Dr. David Rauchwerger, Mackenzie Health’s chief of emergency medicine, is looking forward to offering care to all those who need it in the community. He said the Richmond Hill hospital has been stressed and over capacity “for some time now” due to population growth in the region.

“The (patient) numbers we were told that would justify two hospitals, we surpassed that about five years ago,” he said, adding that being constantly over capacity leads to ongoing issues with hallway medicine, particularly in the emergency department. “In Richmond Hill, we have 20 designated stretchers in the hallways because of our capacity issues.”

Vaughan’s emergency department will relieve the current pressure in Richmond Hill and is designed to reduce wait times by more efficiently moving patients from triage to registration to the department’s designated treatment zones, Rauchwerger said.

It’s also designed with individual treatment cubicles to ensure patient privacy, often among the biggest concerns people have when coming to hospital, he said.

As well, the new emergency department can quickly offload patients arriving by ambulance into a private bay, again protecting privacy, he said.

Rauchwerger was among the hospital staff who participated in life-size mock-ups of hospital spaces during the new building’s design process. He said this allowed those who deliver care to tweak spaces, such as advising on the placement of medical equipment, so both patients and staff have the best possible experience.

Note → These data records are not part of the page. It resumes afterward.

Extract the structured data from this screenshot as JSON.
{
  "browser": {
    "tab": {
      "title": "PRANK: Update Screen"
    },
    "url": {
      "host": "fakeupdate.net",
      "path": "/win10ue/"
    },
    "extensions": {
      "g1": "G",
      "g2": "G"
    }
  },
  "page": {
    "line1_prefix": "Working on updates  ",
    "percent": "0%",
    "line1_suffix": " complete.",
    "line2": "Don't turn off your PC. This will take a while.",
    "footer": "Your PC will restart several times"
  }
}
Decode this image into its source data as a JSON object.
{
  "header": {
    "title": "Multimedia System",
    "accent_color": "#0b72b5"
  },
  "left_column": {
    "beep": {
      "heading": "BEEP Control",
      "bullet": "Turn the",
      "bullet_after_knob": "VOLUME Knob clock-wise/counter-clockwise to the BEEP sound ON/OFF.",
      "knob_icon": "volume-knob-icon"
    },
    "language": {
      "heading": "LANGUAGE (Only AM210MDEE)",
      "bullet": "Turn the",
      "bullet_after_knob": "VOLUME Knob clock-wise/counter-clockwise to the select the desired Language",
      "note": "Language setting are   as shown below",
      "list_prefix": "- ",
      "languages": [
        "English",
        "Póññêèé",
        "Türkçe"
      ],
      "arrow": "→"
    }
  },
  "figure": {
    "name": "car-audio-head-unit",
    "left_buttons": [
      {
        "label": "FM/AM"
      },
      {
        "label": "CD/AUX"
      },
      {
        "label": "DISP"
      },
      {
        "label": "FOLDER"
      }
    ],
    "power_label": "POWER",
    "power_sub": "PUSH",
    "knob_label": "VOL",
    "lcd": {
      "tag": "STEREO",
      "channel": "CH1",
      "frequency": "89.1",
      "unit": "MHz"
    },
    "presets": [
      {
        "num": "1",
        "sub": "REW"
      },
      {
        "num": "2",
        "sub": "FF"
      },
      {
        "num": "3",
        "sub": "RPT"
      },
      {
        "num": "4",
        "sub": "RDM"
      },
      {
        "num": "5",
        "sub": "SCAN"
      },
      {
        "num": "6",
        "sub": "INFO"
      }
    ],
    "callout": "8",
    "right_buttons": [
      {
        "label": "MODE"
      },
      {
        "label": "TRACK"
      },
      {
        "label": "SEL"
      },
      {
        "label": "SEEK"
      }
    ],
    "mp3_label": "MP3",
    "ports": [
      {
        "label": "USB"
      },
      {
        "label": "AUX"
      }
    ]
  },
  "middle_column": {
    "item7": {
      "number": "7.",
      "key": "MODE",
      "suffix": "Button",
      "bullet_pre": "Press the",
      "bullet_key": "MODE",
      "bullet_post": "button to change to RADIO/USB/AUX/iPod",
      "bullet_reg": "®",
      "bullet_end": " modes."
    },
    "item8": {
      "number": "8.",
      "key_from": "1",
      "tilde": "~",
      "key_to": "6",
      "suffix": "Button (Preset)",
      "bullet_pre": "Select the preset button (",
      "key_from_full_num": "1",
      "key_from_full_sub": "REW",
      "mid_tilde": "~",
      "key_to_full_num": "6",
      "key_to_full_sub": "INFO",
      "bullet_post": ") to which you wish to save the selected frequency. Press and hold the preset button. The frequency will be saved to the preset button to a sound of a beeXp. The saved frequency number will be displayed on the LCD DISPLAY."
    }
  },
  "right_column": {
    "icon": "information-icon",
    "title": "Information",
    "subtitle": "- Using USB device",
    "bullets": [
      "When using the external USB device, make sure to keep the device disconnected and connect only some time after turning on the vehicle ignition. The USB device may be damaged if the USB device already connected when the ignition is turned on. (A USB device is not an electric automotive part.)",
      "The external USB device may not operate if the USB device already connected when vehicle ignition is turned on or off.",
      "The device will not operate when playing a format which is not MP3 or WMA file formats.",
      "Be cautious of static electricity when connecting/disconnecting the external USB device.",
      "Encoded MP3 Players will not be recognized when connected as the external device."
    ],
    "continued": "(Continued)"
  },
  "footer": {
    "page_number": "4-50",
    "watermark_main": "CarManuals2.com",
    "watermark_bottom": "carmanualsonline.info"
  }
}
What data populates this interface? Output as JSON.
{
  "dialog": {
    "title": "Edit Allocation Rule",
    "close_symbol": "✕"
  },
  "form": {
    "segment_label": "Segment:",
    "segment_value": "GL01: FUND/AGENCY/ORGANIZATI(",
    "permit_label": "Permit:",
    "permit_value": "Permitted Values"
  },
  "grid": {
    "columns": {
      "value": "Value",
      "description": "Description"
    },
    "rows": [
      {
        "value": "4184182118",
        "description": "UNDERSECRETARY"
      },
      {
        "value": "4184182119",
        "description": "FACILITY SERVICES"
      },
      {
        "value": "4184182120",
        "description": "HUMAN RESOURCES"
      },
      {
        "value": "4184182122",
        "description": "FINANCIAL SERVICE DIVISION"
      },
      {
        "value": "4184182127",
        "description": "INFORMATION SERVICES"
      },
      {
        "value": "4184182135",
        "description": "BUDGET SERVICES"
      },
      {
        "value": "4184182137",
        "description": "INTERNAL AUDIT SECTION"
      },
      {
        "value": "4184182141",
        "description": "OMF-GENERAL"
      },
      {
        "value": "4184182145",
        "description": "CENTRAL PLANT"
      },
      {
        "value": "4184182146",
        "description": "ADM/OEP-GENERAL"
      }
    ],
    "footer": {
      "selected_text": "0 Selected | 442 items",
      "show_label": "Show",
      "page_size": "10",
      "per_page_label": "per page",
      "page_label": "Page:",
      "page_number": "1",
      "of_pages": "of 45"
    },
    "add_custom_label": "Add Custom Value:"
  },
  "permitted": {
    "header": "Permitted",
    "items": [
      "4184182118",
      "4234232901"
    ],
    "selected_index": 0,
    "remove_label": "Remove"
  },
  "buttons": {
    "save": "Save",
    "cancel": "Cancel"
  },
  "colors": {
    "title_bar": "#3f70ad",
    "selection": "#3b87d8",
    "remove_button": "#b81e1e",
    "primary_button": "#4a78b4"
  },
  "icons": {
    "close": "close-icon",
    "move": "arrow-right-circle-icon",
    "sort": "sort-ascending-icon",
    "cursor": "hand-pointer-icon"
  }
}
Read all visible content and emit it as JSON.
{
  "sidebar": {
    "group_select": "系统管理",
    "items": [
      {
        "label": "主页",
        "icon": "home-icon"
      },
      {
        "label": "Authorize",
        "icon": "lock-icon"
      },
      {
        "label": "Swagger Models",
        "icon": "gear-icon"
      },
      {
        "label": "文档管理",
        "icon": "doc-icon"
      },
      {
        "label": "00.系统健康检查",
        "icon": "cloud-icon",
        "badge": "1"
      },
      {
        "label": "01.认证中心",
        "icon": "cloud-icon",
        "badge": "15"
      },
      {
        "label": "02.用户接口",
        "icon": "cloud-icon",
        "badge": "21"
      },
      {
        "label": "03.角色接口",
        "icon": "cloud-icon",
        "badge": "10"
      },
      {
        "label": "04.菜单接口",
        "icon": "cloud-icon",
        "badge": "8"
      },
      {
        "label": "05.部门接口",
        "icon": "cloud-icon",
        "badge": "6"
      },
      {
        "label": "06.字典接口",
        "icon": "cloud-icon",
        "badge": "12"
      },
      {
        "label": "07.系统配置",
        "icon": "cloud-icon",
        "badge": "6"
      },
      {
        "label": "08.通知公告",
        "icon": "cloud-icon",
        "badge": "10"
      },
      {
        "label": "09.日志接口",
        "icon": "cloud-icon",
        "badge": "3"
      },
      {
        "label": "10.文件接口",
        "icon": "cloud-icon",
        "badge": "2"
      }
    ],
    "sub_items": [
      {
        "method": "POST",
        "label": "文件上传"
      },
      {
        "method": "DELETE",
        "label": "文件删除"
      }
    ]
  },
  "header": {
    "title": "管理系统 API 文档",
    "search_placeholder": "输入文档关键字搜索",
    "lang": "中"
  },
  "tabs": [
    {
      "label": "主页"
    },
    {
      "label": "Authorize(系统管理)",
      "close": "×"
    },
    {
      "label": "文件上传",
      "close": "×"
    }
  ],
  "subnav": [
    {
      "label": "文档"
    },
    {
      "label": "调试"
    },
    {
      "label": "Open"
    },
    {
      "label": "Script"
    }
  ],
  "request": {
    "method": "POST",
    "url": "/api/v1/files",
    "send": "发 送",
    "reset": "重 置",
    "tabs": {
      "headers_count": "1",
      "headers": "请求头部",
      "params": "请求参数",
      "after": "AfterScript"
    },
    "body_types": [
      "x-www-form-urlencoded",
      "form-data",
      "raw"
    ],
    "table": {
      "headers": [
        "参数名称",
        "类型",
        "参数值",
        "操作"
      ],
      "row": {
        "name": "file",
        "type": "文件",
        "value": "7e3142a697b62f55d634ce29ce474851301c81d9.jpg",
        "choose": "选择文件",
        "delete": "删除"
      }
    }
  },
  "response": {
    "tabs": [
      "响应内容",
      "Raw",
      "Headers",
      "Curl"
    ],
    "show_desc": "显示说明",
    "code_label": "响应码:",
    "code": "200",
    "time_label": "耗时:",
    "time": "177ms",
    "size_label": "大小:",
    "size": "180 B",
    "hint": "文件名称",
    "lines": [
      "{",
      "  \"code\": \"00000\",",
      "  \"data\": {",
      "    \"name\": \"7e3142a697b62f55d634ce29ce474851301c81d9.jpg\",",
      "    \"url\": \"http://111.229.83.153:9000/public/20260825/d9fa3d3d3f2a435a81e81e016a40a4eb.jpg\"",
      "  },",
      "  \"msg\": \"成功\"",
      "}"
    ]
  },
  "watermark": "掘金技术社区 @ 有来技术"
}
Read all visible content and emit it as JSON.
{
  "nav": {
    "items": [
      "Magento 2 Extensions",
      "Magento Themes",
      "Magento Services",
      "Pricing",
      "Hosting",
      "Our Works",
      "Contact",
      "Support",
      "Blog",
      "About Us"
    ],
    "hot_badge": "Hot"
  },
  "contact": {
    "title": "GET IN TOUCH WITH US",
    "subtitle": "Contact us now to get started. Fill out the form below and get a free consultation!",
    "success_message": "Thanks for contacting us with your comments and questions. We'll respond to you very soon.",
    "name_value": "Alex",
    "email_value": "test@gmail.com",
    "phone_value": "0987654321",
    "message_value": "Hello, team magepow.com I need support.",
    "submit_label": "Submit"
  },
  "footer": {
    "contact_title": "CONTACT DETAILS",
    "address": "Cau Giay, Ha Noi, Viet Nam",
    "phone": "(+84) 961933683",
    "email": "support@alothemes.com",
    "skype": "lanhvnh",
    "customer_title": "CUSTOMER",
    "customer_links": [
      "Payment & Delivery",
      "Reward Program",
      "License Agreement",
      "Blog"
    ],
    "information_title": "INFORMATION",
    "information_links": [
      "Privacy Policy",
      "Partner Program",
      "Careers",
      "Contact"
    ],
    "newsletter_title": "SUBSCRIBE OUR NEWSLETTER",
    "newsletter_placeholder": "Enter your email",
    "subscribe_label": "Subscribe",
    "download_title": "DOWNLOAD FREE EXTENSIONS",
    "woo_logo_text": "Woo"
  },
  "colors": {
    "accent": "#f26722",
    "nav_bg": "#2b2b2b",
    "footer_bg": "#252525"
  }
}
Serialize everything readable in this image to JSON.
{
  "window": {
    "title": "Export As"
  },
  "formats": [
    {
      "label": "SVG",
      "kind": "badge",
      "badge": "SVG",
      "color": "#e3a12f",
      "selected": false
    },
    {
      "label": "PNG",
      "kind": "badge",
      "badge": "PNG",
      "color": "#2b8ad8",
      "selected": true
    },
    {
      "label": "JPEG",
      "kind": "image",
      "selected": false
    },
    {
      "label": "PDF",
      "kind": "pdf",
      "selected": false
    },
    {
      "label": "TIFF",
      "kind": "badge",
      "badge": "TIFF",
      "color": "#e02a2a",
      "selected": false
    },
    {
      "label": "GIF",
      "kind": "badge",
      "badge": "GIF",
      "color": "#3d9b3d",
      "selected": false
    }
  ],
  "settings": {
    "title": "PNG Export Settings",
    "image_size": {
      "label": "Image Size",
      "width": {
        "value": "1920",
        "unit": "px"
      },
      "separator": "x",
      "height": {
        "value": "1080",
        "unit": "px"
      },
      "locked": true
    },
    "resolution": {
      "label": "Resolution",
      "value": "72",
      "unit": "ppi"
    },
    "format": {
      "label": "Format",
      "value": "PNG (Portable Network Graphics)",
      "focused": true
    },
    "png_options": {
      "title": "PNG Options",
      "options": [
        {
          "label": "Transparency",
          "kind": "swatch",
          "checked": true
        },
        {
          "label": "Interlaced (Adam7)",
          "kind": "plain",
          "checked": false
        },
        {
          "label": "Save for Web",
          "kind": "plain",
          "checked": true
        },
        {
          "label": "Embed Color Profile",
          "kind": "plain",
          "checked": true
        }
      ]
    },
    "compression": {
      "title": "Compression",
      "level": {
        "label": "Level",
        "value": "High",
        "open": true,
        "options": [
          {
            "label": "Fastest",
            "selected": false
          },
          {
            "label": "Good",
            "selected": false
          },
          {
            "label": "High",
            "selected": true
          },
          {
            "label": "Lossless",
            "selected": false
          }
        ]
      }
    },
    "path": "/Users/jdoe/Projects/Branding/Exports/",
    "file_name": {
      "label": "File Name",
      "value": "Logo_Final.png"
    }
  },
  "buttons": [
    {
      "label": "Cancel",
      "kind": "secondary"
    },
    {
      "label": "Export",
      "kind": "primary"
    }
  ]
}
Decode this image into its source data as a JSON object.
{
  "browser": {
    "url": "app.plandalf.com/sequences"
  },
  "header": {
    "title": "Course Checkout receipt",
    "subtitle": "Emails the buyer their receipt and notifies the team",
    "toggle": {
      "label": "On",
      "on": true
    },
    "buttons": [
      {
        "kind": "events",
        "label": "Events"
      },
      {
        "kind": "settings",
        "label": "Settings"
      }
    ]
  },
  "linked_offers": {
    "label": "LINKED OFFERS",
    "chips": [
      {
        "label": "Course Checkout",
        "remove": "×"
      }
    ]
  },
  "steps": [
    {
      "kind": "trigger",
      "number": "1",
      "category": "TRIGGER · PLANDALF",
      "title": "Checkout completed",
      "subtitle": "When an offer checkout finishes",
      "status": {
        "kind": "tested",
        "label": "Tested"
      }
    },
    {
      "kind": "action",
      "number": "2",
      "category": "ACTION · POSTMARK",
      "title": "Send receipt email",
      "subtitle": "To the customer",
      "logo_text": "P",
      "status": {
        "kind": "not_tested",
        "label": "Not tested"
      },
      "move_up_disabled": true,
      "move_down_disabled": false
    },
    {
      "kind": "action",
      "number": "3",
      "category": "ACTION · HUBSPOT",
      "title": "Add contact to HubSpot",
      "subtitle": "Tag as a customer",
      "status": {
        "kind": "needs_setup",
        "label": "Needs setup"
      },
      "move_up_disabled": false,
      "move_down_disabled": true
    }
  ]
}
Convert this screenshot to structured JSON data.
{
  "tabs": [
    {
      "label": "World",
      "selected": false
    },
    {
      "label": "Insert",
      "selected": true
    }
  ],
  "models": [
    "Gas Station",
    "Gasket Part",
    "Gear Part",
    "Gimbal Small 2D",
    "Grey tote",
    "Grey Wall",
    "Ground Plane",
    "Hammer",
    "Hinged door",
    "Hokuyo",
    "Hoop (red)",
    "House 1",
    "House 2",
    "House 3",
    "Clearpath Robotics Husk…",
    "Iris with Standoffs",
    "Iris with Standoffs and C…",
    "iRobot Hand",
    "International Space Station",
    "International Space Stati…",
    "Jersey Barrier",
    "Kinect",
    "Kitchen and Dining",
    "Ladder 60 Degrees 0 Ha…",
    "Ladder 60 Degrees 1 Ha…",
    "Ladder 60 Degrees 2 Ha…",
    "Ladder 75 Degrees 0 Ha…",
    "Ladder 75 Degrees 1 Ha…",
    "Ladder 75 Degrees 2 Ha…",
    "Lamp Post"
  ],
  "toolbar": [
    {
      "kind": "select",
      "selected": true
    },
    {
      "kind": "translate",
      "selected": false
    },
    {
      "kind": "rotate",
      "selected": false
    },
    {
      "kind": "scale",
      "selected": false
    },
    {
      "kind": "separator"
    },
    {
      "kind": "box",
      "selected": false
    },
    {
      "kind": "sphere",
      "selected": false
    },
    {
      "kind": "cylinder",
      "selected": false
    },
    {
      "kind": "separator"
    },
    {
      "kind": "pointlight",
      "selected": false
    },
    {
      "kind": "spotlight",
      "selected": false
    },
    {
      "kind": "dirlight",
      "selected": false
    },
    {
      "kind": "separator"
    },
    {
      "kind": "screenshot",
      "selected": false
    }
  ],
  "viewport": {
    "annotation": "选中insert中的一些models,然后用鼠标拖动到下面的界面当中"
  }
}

Staff also rehearsed how they would provide care in the mocked-up spaces, something the emergency teams and other staff will do in Vaughan many times before the hospital opens next year, said Mary-Agnes Wilson, Mackenzie Health’s executive vice-president, chief operating officer and chief nursing executive.

Wilson is leading the team that will recruit 1,500 staff and train more than 3,000 between the two hospitals, including physicians and nurses, environmental services staff and lab and pharmacy technicians.

“We need to train teams so they know where the equipment is and get to it as quickly as possible,” she said. “They need to know where to get the medication, and how to deliver that as efficiently as possible.

“That’s the kind of thing we’ll be testing and training our staff through over and over and over again, so that on opening day, our first patient who comes to Vaughan is treated with the same level of care -- or better -- that they’re getting today.”

In June, Mackenzie Health announced its new site would be named the Cortellucci Vaughan Hospital to formally recognize the family of Toronto-based developers that donated $40 million to the hospital campaign. The name, which is featured prominently on the hospital, generated some controversy due to Cortellucci’s run for the Italian Senate in 2018 alongside a coalition of right-wing parties who have called for, among other things, closing Italian mosques and removing migrants from the country.

The hospital tower also features the names De Gasperis-Muzzo -- prominent developers in the GTA -- for their $15 million donation. The Muzzo family name has recently come under scrutiny after the conviction of drunk driver Marco Muzzo, whose actions led to the horrific deaths of four members of the same family, including three siblings, in 2015.

Stationwala defended the naming of buildings for private individuals, a practice that was reinstituted by the Conservative government in December 2019, saying it was not unusual.

“Benefactors to any institution have their names on it, whether it’s a library, whether it’s a university, whether it’s a hospital. So what we’ve done is no different than any other hospital,” he said, referring to Toronto’s Holland Bloorview Kids Rehabilitation Hospital or Michael Garron Hospital, as examples.

“So we as a society … celebrate our donors and what they give back to society in all dimensions of our public and civic institutions.”